Gian-Carlo Rota studied these back in the 60s and 70s. The trees on the outside of each connected component were termed “forgetful functions”, as they blow away elements with copies and are never to return to their original state under composition. At the center of every connected component is something group-like with an idempotent at the center and all arrows bidirectional.

The longest path before reaching a cycle is bounded by n because it must forget at least one element under self composition to be a forgetful function. If we can check if a function is forgetful using an oracle, then we can find the first cycle element in log(n) time with binary doubling.

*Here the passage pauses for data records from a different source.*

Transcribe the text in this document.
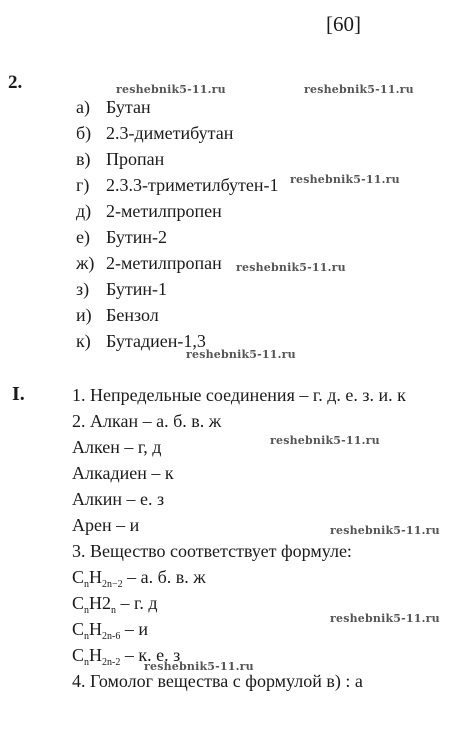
[60]
2.
а) Бутан
б) 2.3-диметибутан
в) Пропан
г) 2.3.3-триметилбутен-1
д) 2-метилпропен
е) Бутин-2
ж) 2-метилпропан
з) Бутин-1
и) Бензол
к) Бутадиен-1,3
I.	1. Непредельные соединения – г. д. е. з. и. к
2. Алкан – а. б. в. ж
Алкен – г, д
Алкадиен – к
Алкин – е. з
Арен – и
3. Вещество соответствует формуле:
$C_nH_{2n-2}$ – а. б. в. ж
$C_nH2_n$ – г. д
$C_nH_{2n-6}$ – и
$C_nH_{2n-2}$ – к. е. з
4. Гомолог вещества с формулой в) : а
reshebnik5-11.ru	reshebnik5-11.ru
reshebnik5-11.ru
reshebnik5-11.ru
reshebnik5-11.ru
reshebnik5-11.ru
reshebnik5-11.ru
reshebnik5-11.ru
reshebnik5-11.ru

Like groups, the longest cycle will be Landau’s Function, the largest least common multiple of any partition of n. Finding the cycle length of an endofunction under self composition is a bit more tricky. If we use brute force and compute every element we are bounded by Landau’s function in the worst case.

As an aside if we denote Landau’s function as g(n), Landau proved in 1902 that the number of bits it takes to represent g(n) approaches sqrt(nlog(n)) for large n. We need nlog(n) bits to uniquely label every endofunction, so these large cycles are atypical.

Also, this statement for large n is equivalent to the Rieman Hypothesis,

$log(g(n))<\sqrt{\mathrm{Li}^{-1}(n)}$ $\sqrt{n*log(n)}<\sqrt{\mathrm{Li}^{-1}(n)}$ $n*log(n) < \mathrm{Li}^{-1}(n) < inverse({n \over log(n)})$

Translating that back into English, for large n, the number of bits we need to uniquely label every endofunction on n elements is less than the inverse of n divided by the number of bits it takes to uniquely represent every element of an n element set.

I don’t have much intuition about that inverse but I can definitely see why an information theory appraoch to cracking the Rieman Hypothesis might win out over all the real analysis thrown at it the past century.